Le parquet d'Arica a formalisé cinq anciens officiers de l'armée pour mauvais traitements illégaux liés à la mort du conscrit Franco Vargas lors d'une marche militaire en avril 2024. Le processus de près de huit heures a inclus des accusations de négligence et d'abus dans de mauvaises conditions à Pacollo. Le tribunal a reporté la décision sur les mesures de précaution jusqu'au mercredi.

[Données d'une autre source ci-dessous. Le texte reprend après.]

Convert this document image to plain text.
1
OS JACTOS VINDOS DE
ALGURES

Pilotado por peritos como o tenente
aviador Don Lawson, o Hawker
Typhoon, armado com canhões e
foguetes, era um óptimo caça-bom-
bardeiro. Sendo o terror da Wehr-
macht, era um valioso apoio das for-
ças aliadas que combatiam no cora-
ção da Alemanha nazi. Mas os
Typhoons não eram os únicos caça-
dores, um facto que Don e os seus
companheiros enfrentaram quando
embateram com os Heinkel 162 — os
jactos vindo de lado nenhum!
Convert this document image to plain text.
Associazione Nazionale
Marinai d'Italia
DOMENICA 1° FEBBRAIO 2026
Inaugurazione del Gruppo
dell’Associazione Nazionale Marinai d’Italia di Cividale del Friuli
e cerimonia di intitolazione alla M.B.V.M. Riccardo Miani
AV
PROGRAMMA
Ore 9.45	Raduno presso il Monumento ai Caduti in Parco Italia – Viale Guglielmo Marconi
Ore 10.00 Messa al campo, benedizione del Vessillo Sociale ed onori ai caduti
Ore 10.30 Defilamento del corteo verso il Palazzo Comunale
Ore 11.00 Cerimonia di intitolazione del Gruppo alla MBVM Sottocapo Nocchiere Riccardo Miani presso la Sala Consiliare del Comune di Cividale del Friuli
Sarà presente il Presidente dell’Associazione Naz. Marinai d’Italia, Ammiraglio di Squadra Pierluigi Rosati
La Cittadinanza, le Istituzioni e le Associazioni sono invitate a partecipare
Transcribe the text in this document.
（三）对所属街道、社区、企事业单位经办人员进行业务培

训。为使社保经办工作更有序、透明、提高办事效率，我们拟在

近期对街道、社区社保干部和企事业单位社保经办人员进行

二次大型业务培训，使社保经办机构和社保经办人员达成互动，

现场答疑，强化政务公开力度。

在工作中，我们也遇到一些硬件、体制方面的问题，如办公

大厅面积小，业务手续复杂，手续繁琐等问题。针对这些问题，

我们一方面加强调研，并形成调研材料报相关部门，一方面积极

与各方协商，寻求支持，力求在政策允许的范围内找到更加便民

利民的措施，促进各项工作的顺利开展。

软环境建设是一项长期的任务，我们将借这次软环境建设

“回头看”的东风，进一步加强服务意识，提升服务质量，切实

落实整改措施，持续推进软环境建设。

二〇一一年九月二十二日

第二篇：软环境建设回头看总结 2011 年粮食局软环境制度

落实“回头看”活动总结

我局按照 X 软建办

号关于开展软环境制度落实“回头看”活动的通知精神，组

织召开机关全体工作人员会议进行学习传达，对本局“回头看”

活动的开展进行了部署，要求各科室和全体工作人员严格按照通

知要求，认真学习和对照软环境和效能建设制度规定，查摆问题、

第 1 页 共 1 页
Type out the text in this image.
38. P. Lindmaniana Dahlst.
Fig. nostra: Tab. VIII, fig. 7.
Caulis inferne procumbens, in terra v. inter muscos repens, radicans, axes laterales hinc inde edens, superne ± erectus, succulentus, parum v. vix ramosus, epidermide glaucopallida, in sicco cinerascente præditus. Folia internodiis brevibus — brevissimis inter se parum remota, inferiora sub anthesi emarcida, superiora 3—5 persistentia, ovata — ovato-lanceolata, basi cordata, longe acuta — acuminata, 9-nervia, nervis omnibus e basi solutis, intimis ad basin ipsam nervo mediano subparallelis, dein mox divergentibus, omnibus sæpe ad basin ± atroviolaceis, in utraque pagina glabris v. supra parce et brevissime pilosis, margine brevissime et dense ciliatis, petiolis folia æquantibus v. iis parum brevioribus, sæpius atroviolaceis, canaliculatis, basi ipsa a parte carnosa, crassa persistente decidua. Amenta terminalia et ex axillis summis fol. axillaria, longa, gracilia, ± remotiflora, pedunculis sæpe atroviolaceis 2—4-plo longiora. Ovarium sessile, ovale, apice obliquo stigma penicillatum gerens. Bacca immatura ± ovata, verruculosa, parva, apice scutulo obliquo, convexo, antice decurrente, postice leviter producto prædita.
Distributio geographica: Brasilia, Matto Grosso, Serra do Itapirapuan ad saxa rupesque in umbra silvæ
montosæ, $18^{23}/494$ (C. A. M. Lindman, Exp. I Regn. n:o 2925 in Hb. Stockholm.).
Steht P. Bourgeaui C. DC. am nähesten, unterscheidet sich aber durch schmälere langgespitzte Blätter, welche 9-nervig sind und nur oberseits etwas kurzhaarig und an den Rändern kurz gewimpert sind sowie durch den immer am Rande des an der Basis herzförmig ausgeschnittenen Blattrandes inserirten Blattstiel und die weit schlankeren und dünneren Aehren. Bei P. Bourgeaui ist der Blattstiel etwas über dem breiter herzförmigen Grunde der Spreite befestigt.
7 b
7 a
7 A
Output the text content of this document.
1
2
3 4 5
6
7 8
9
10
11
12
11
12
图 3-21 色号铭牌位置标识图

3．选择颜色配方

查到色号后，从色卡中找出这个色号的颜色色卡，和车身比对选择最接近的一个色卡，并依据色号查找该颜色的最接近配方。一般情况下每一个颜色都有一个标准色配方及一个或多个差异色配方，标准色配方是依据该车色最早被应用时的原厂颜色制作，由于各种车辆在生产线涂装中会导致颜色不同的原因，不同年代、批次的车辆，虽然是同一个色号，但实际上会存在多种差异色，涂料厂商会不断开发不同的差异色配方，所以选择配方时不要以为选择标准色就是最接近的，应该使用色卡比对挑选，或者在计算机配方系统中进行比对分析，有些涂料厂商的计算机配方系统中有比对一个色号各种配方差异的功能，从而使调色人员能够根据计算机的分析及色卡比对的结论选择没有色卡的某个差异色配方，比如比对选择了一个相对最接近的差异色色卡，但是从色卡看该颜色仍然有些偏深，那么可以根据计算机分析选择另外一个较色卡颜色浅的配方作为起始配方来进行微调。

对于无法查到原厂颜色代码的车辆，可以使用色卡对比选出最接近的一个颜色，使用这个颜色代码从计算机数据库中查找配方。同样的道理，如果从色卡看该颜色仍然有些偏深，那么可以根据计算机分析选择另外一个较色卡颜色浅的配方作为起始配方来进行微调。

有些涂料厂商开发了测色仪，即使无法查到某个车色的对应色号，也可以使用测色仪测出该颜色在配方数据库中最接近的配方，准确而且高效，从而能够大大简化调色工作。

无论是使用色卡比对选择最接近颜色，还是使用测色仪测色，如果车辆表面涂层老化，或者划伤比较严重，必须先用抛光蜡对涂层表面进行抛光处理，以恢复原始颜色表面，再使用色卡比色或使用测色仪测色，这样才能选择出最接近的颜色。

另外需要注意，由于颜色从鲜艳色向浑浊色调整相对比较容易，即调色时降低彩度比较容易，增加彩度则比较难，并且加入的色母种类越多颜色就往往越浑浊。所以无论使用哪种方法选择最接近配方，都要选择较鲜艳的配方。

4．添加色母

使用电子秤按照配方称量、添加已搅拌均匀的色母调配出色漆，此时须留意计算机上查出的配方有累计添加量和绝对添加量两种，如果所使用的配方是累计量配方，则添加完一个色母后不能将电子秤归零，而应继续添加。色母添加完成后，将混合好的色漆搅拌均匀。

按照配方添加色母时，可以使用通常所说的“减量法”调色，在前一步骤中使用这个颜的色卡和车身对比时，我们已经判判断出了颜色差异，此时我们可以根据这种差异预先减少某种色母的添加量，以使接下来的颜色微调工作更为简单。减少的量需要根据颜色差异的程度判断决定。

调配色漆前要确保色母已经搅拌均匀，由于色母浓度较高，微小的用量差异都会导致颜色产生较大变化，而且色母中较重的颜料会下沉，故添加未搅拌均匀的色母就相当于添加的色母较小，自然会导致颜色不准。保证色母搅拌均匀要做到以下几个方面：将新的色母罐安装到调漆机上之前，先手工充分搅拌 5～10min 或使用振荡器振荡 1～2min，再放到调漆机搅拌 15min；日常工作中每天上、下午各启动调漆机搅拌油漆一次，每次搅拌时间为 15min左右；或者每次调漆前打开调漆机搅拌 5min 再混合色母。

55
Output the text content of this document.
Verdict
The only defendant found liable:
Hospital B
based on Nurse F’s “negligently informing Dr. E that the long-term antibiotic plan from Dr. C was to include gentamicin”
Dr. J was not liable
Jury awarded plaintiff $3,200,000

Le 27 avril 2024, le conscrit Franco Vargas est décédé lors d'une marche du centre militaire de Pacollo vers Putre dans la cordillère d'Arica. Les procureurs ont accusé les anciens officiers militaires Claudio Guajardo (commandant), Michael Fritz (capitaine), Bjorn Wohllk (lieutenant), Bastián Troncoso (sous-lieutenant) et Manuel Zambrano (caporal médecin) de mauvais traitements illégaux entraînant un homicide quasi-délictuel, ainsi que des blessures graves à d'autres conscrits, dont deux ont subi des amputations dues à des infections.
Vargas a souffert de trois évanouissements pendant la randonnée, mais les soins médicaux ont été retardés. Le procureur Mario Carrera a détaillé les négligences dans une caserne semi-abandonnée avec surpeuplement, eau de mauvaise qualité, excréments de rats et abus physiques et psychologiques. Guajardo a failli dans la supervision et le contrôle de l'évacuation ; Fritz a insisté pour continuer la marche malgré l'état de Vargas, le réprimandant pour 'faire du cinéma' ; Zambrano n'était pas à l'arrière pour prodiguer des soins rapides ; Wohllk a imposé des punitions comme salir des plateaux et forcer la consommation d'aliments contaminés, provoquant des évanouissements et de la panique ; Troncoso fait face à des accusations pour implication.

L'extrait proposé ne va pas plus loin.